Tue July 31, 2012
Louisville Eagle Scout Returns Badge to Protest Ban on Gay Members
A local Eagle Scout has joined many others across the country in returning his badge to the Boy Scouts of America in light of the organization's doubling down on its policy against gay members.
Earlier this month, BSA officials reaffirmed that anyone who identifies as gay or lesbian cannot join the scouts or be an adult leader. That prompted many Eagle Scouts to send their badges and letters of complaint to scout leadership. Among them was Jackson Cooper, a former senior patrol leader of Louisville Troop 342.
“Most people didn't realize this was the policy and my hope in writing the letter is that enough attention would be drawn, regardless of whether they hold those beliefs personally, the leadership would find those positions untenable just as a matter of public relations," says Cooper.
In a statement announcing the BSA's decision, Chief Scout Executive Bob Mazzuca says, “The vast majority of the parents of youth we serve value their right to address issues of same-sex orientation within their family, with spiritual advisers, and at the appropriate time and in the right setting. While a majority of our membership agrees with our policy, we fully understand that no single policy will accommodate the many diverse views among our membership or society.”
Cooper says he's concerned the policy will hurt young scouts as well.

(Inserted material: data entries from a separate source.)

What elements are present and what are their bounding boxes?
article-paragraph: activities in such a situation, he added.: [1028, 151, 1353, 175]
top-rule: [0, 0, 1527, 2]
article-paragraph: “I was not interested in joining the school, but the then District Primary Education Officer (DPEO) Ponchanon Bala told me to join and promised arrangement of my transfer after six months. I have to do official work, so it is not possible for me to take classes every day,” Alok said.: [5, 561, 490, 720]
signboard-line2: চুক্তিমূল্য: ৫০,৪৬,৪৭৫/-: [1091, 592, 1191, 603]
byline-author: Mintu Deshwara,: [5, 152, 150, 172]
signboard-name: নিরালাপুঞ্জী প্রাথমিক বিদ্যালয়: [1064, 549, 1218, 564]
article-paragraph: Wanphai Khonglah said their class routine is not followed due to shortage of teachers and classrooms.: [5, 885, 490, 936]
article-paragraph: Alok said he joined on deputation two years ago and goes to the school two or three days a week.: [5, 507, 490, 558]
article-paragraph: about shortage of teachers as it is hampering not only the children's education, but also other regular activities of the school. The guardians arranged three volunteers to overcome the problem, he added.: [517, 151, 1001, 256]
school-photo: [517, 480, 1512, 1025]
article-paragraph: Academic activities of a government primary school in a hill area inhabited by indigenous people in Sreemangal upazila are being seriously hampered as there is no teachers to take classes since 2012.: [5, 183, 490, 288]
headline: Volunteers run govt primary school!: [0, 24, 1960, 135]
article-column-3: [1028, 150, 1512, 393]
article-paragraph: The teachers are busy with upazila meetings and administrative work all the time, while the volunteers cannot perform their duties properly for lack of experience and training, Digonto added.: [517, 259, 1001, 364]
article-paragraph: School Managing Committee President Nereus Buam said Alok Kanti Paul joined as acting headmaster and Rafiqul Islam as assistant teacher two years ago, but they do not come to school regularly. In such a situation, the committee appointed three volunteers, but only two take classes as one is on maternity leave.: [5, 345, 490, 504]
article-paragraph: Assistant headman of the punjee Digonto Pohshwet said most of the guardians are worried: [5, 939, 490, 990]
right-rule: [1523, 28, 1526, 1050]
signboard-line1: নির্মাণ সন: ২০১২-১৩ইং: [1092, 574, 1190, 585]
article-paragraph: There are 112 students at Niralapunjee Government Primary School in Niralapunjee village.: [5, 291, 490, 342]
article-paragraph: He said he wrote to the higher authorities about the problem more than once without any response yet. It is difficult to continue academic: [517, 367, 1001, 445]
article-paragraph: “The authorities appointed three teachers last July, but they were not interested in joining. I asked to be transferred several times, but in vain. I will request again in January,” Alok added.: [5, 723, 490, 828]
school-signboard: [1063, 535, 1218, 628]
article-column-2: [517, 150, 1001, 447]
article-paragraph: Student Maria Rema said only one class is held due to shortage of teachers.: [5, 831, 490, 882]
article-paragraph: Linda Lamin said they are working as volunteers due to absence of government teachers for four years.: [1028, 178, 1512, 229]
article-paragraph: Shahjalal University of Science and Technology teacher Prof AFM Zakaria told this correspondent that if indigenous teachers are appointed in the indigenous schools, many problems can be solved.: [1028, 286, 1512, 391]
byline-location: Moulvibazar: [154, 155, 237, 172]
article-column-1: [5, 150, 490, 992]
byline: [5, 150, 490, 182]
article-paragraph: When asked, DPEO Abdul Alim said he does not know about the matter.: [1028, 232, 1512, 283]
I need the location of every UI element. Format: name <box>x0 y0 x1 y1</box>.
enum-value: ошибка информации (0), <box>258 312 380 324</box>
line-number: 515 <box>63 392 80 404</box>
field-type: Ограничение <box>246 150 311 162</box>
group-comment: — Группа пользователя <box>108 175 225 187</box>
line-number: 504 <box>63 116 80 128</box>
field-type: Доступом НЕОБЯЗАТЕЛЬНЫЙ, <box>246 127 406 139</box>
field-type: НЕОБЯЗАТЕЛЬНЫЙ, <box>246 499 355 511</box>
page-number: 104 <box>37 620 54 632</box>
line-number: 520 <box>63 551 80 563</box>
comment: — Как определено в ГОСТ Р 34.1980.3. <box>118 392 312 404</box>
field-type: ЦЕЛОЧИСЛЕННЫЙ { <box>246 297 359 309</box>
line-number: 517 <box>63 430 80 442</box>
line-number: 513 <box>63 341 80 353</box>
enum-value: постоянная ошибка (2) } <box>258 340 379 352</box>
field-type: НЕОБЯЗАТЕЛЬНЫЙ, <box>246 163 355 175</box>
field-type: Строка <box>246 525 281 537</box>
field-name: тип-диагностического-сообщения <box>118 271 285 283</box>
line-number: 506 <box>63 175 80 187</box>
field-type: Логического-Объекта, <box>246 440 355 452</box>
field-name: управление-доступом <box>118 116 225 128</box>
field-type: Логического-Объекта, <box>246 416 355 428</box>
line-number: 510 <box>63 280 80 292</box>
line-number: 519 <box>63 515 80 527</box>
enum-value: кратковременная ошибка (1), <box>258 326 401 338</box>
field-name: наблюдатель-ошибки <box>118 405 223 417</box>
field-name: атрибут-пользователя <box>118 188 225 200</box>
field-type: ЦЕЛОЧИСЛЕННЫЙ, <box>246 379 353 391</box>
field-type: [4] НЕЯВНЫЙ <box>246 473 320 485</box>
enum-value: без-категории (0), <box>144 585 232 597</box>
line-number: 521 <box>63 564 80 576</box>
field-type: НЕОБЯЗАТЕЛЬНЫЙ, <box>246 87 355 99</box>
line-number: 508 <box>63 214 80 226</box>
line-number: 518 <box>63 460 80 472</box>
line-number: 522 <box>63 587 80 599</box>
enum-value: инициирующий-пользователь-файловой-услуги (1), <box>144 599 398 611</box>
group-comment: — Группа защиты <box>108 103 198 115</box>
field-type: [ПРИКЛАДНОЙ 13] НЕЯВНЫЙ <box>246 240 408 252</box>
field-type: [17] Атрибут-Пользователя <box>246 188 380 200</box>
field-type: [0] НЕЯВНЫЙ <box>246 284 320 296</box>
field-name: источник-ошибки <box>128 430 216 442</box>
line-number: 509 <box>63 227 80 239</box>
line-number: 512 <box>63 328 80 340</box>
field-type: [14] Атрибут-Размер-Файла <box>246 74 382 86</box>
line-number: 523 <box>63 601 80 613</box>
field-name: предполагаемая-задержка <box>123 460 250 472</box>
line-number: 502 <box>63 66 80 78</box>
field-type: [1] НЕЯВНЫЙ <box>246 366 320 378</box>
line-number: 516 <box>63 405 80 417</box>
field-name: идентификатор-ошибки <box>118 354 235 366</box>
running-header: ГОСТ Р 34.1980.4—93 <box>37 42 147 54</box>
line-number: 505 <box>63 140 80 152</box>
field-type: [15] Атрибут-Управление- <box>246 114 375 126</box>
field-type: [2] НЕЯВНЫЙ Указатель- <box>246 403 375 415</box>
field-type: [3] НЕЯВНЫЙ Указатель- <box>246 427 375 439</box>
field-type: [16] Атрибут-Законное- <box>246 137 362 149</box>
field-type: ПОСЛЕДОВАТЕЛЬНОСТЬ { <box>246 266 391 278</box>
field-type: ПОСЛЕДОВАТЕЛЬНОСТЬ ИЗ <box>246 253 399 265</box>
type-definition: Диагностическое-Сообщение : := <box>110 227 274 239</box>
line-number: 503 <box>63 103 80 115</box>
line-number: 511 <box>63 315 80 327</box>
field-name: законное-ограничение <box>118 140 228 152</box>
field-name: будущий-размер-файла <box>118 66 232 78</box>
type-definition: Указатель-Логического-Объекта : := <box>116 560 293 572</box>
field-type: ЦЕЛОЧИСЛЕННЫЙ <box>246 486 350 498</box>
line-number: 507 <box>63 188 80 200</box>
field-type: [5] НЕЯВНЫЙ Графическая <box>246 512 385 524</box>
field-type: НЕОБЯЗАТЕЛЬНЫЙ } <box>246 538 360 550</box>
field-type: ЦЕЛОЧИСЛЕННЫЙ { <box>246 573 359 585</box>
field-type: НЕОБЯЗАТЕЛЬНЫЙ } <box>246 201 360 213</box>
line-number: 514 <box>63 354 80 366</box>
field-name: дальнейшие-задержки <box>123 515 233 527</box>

“As they come of age and come to realize their sexual orientation, I can only imagine what kind of effect that would have to be told there's something wrong with them and they're not welcome in that organization. As a general matter, I think the effect of the policy is to damage the reputation of the organization.”
And in his letter to BSA leadership, Cooper discusses how the policy would have affected him and his family.
There may or may not have been any homosexual boys in our troop. I can’t honestly say that I know. But I do know that my now deceased mother, a lesbian, would not have been allowed to serve as a den mother if her orientation had been public knowledge at the time. The thought that I have invested such a large part of my life with an organization that would have turned my own mother away breaks my heart.
Cooper says he's doubtful the BSA will reverse the position anytime soon. The BSA's statement on the decision outlines the process for changing the policy.
Resolutions asking the BSA both to affirm and reconsider this policy have been raised throughout the years. With any resolution, regardless of subject, the BSA may or may not refer it to a committee for review or may immediately determine no further action is necessary.